三柱神社の脇から観音山への登山道が始まる。
暑い中、気を引き締めて登り始めた。
登山道の道端には、ミニ西国三十三所観音霊場の観音菩薩像と、ミニ四国八十八ヶ所霊場の石仏が祀られている。
砂岩製の石仏は、微細に彫刻されている。
石仏の姿を楽しみながら登っていく。それにしても暑い。
観音山は標高245メートルという低山である。しかし暑さのせいか、体力を消耗した。
観音山には、戦国時代末期に山名氏の家臣垣屋隠岐守が清富城を築いた。
途中、山城の遺構と思われる土橋などがあった。土の城の遺構だ。
更に歩くと、仁王門が見えてきた。
中に赤色の仁王像があるが、漫画的な姿の仁王像であった。
仁王門は、山頂近くにある。

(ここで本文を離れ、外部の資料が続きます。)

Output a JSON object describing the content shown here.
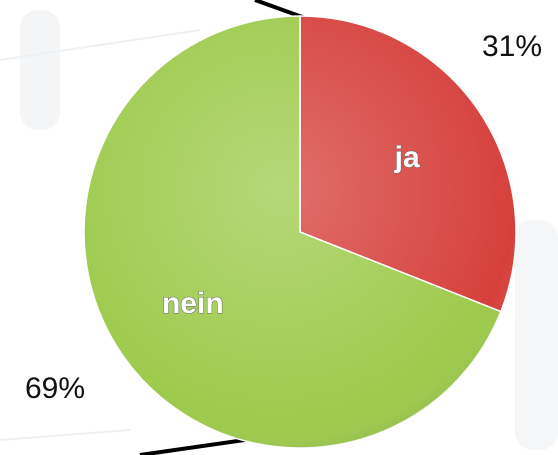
{
  "chart_data": {
    "type": "pie",
    "categories": [
      "ja",
      "nein"
    ],
    "values": [
      31,
      69
    ],
    "value_labels": [
      "31%",
      "69%"
    ],
    "colors": [
      "#d6403c",
      "#9dca4c"
    ]
  }
}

あと一息だ。
仁王門を過ぎてしばらく行くと、右手に階段がある。そこを登ると、平坦な削平地がある。
かつての山城の本丸跡の曲輪であろうか。
ここには、平安時代初期に観音山を開山し、十一面観音立像を安置した作善上人の墓がある。
作善上人の墓に詣で、仁王門からの道に戻り、更に進むと鐘楼が見えてくる。
ここで鐘を一つ撞いてみた。朗々とした音が響いた。
鐘楼を過ぎて更に進むと、阿弥陀堂が見えてくる。
ここには、新しそうな阿弥陀仏坐像が祀られている。
手を合わせて念仏を唱えた。
阿弥陀堂を過ぎてさらに進むと、行く手に大きな観音堂が見えてくる。
観音堂の彫刻は、五代目中井権次橘正貞の作である。中井権次一統の作品としては、最西端にある作品だ。
向拝の鳳凰の彫刻の裏に、正貞の名が刻まれている。
そしてこの観音堂には、観音山の名の由来となった国指定重要文化財の木造十一面観音立像が祀られている。

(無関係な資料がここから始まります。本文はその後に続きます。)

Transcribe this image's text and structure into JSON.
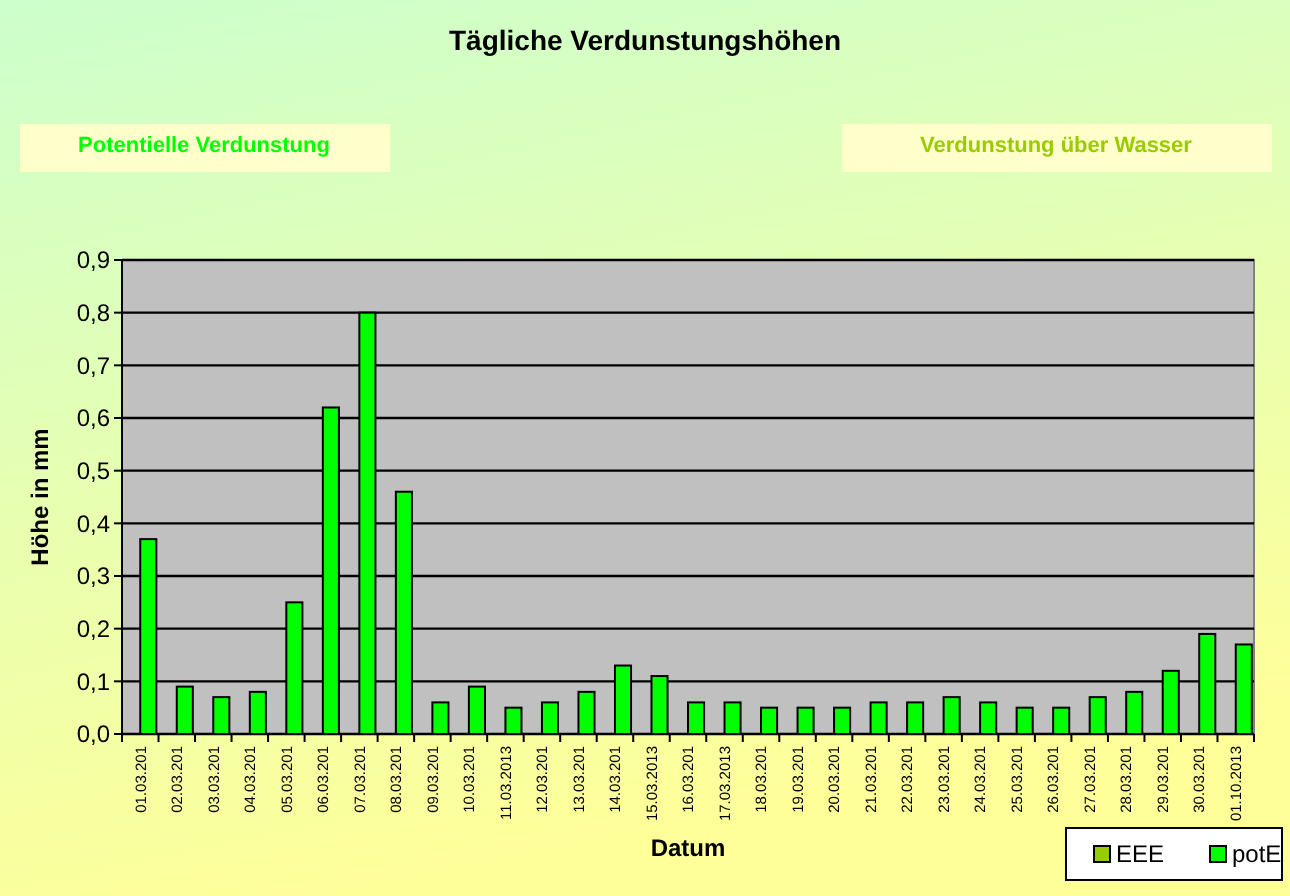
{
  "chart_data": {
    "type": "bar",
    "title": "Tägliche Verdunstungshöhen",
    "xlabel": "Datum",
    "ylabel": "Höhe in mm",
    "annotations": [
      "Potentielle Verdunstung",
      "Verdunstung über Wasser"
    ],
    "categories": [
      "01.03.201",
      "02.03.201",
      "03.03.201",
      "04.03.201",
      "05.03.201",
      "06.03.201",
      "07.03.201",
      "08.03.201",
      "09.03.201",
      "10.03.201",
      "11.03.2013",
      "12.03.201",
      "13.03.201",
      "14.03.201",
      "15.03.2013",
      "16.03.201",
      "17.03.2013",
      "18.03.201",
      "19.03.201",
      "20.03.201",
      "21.03.201",
      "22.03.201",
      "23.03.201",
      "24.03.201",
      "25.03.201",
      "26.03.201",
      "27.03.201",
      "28.03.201",
      "29.03.201",
      "30.03.201",
      "01.10.2013"
    ],
    "series": [
      {
        "name": "EEE",
        "color": "#99cc00",
        "values": [
          null,
          null,
          null,
          null,
          null,
          null,
          null,
          null,
          null,
          null,
          null,
          null,
          null,
          null,
          null,
          null,
          null,
          null,
          null,
          null,
          null,
          null,
          null,
          null,
          null,
          null,
          null,
          null,
          null,
          null,
          null
        ]
      },
      {
        "name": "potE",
        "color": "#00ff00",
        "values": [
          0.37,
          0.09,
          0.07,
          0.08,
          0.25,
          0.62,
          0.8,
          0.46,
          0.06,
          0.09,
          0.05,
          0.06,
          0.08,
          0.13,
          0.11,
          0.06,
          0.06,
          0.05,
          0.05,
          0.05,
          0.06,
          0.06,
          0.07,
          0.06,
          0.05,
          0.05,
          0.07,
          0.08,
          0.12,
          0.19,
          0.17
        ]
      }
    ],
    "ylim": [
      0,
      0.9
    ],
    "yticks": [
      {
        "value": 0,
        "label": "0,0"
      },
      {
        "value": 0.1,
        "label": "0,1"
      },
      {
        "value": 0.2,
        "label": "0,2"
      },
      {
        "value": 0.3,
        "label": "0,3"
      },
      {
        "value": 0.4,
        "label": "0,4"
      },
      {
        "value": 0.5,
        "label": "0,5"
      },
      {
        "value": 0.6,
        "label": "0,6"
      },
      {
        "value": 0.7,
        "label": "0,7"
      },
      {
        "value": 0.8,
        "label": "0,8"
      },
      {
        "value": 0.9,
        "label": "0,9"
      }
    ],
    "grid": "y",
    "legend": "bottom right"
  }
}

観音堂内陣には、元々木造十一面観音立像を祀っていた宮殿がある。
今は像の安全な保管のため、本尊は観音堂背後の収蔵庫に収められている。
十一面観音立像は、毎年4月18日の春季大祭の時にのみ一般公開されている。
この像は、斉衝三年(856年)に作善上人が浜坂を訪れた時に、矢城の観音島付近で観音像を勧請して、この地に安置したものと伝えられている。
観音像は、カヤの一木造りで、高さは約1.8メートルあり、顔やひだの造りから平安時代初期の作と推定されている。

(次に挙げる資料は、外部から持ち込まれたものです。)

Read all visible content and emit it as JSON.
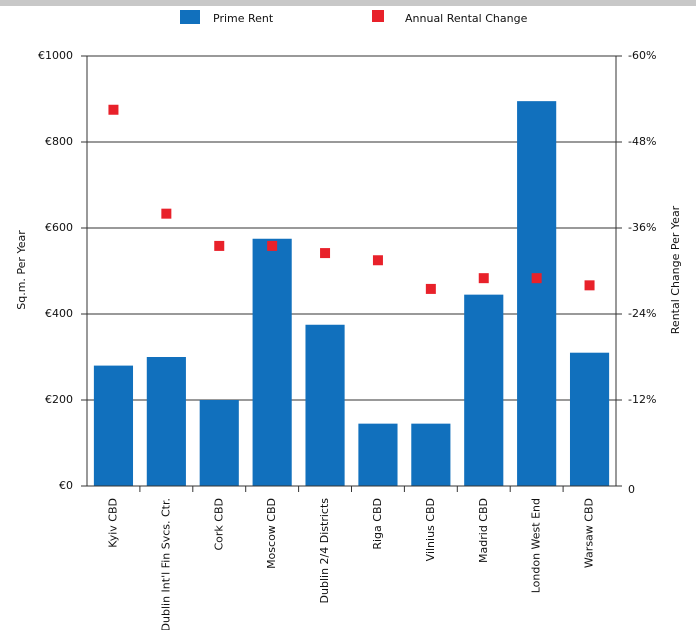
{
  "chart_data": {
    "type": "bar",
    "categories": [
      "Kyiv CBD",
      "Dublin Int'l Fin Svcs. Ctr.",
      "Cork CBD",
      "Moscow CBD",
      "Dublin 2/4 Districts",
      "Riga CBD",
      "Vilnius CBD",
      "Madrid CBD",
      "London West End",
      "Warsaw CBD"
    ],
    "series": [
      {
        "name": "Prime Rent",
        "type": "bar",
        "color": "#1170bd",
        "axis": "y",
        "values": [
          280,
          300,
          200,
          575,
          375,
          145,
          145,
          445,
          895,
          310
        ]
      },
      {
        "name": "Annual Rental Change",
        "type": "scatter",
        "color": "#e8212a",
        "axis": "y2",
        "values": [
          -52.5,
          -38,
          -33.5,
          -33.5,
          -32.5,
          -31.5,
          -27.5,
          -29,
          -29,
          -28
        ]
      }
    ],
    "y_label": "Sq.m. Per Year",
    "y2_label": "Rental Change Per Year",
    "ylim": [
      0,
      1000
    ],
    "yticks": [
      {
        "value": 0,
        "label": "€0"
      },
      {
        "value": 200,
        "label": "€200"
      },
      {
        "value": 400,
        "label": "€400"
      },
      {
        "value": 600,
        "label": "€600"
      },
      {
        "value": 800,
        "label": "€800"
      },
      {
        "value": 1000,
        "label": "€1000"
      }
    ],
    "y2lim": [
      0,
      -60
    ],
    "y2ticks": [
      0,
      {
        "value": -12,
        "label": "-12%"
      },
      {
        "value": -24,
        "label": "-24%"
      },
      {
        "value": -36,
        "label": "-36%"
      },
      {
        "value": -48,
        "label": "-48%"
      },
      {
        "value": -60,
        "label": "-60%"
      }
    ],
    "grid": true,
    "legend": "top"
  }
}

お香の煙で黒く光る姿は、まさに霊像というべきである。
観音堂の近くには、堀切がある。
尾根伝いの本丸への侵入を防ぐための堀切である。矢張りここは城跡であった。
この城が戦火に巻き込まれ、本尊の十一面観音立像が焼けなかったのは幸いであった。
古くから焼けずに残った木像には、それだけで時代を超えた霊力があるように感じる。
この御像の傍に近づけたことのありがたさを思った。